Large electrical currents traverse developing Ceropia follicles.

An intense (up to 20 muA/cm(2)) steady electrical current enters the anterior or nurse cell end of the growing follicle (or oocyte-nurse cell complex) of the Cecropia moth and is balanced by a more diffuse current leaving elsewhere. In late growth stages, the total transfollicular current is about 100 nA. Moreover, a separate small current, of about 1 nA, seems to leave the furrow between the oocyte and the nurse cells. After the nurse cells collapse, but before shell formation, the transfollicular current is redistributed so that a second relatively localized inward current appears at the posterior pole of the follicle. Thus, at this later stage currents enter both poles of the follicle and leave its sides. Previous measurements, with intracellular microelectrodes, seem to imply a very large (order of 1000 nA) back current across the cytoplasmic bridge between the oocyte and nurse cells. A simple model is presented that attributes the apparent bridge current, and the more directly measured transfollicular and furrow currents, to the action of an ion pump lying within the nurse cell face of the furrow membrane.

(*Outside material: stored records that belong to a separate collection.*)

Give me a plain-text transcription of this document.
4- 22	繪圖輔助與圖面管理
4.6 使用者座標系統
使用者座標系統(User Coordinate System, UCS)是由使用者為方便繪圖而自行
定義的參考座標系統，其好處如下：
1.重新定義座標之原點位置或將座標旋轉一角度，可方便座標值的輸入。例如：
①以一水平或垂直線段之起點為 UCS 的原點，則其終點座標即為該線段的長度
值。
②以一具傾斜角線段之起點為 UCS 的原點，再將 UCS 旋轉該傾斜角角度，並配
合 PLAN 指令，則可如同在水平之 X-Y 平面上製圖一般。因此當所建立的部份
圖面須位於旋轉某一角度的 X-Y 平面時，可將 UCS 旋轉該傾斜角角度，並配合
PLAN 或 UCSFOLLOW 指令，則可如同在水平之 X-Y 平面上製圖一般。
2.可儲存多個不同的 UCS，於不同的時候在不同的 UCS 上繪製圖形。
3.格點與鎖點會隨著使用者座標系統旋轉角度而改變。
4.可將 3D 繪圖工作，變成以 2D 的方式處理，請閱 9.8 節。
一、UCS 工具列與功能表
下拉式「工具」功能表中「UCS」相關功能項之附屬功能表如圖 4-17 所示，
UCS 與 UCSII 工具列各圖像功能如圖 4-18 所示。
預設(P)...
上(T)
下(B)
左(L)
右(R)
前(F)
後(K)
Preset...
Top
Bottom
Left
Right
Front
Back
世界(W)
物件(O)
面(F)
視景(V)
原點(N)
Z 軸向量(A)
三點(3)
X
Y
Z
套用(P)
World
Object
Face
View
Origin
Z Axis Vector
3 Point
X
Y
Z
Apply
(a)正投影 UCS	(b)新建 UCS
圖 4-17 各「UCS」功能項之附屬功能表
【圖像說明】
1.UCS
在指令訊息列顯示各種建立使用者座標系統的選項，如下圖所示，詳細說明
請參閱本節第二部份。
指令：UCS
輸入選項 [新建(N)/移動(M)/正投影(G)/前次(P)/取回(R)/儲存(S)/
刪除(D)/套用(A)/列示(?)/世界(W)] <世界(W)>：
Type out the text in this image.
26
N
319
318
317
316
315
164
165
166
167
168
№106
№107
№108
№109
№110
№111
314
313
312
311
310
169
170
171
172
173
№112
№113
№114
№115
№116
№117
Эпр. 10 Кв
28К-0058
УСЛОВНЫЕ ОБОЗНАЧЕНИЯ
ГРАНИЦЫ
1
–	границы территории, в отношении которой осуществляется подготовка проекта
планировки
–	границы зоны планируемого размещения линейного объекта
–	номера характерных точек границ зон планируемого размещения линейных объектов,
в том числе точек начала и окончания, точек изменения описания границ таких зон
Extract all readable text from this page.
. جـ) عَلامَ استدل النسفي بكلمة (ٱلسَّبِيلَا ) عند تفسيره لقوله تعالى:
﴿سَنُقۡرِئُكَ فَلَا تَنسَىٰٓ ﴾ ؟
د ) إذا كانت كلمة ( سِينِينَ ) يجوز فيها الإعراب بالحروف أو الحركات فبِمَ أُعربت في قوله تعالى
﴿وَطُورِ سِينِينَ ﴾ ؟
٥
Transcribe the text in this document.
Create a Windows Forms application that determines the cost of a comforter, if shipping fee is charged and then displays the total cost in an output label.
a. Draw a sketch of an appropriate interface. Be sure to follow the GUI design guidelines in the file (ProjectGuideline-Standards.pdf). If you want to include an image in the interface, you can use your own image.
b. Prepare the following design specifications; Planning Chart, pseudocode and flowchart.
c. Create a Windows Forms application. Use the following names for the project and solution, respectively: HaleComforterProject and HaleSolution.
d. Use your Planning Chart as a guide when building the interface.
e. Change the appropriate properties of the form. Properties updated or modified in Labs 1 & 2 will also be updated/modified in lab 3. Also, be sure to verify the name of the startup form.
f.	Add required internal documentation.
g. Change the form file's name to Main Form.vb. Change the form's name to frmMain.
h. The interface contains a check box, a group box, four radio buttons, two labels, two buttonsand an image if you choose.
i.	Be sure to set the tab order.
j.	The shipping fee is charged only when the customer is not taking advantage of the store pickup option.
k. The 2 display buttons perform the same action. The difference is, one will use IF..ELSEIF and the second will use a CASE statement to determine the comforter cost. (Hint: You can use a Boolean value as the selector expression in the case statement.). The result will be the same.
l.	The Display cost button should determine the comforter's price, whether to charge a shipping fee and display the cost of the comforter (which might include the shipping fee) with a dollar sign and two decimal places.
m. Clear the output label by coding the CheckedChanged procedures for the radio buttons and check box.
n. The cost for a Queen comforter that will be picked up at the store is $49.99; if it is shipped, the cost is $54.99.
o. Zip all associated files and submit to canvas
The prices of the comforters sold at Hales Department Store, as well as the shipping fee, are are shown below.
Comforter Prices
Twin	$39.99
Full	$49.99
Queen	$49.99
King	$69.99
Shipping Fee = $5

Polarized intercellular bridges in ovarian follicles of the cecropia moth.

Fluorescein-labeled rabbit serum globulin was injected into vitellogenic oocytes of the cecropia moth. Though the label spread throughout the ooplasm in less than 30 min, it was unable even after 2 h to cross the complex of intercellular bridges connecting the oocyte to its seven nurse cells. After injection into a single nurse cell, fluorescence was detected in the oocyte adjacent to the bridge complex within 3 min and had spread throughout the ooplasm in 30 min. Here also, the cell bodies of the six uninjected nurse cells remained nonfluorescent. Four of the nurse cells are not bridged directly to the oocyte but only through the apical ends of their siblings. Unidirectional movement must therefore occur in the apical cytoplasm of the nurse cells, as well as in the intercellular bridges. The nurse cells of healthy follicles had an intracellular electrical potential -40 mV relative to blood or dissecting solution, while oocytes measured -30 mV. A mV difference was also detected by direct comparison between a ground electrode in one cell and a recording electrode in the other. Three conditions were found in which the 10 mV difference was reduced or reversed in polarity. In all three cases fluorescent globulin was able in some degree to cross the bridges from the oocyte to the nurse cells.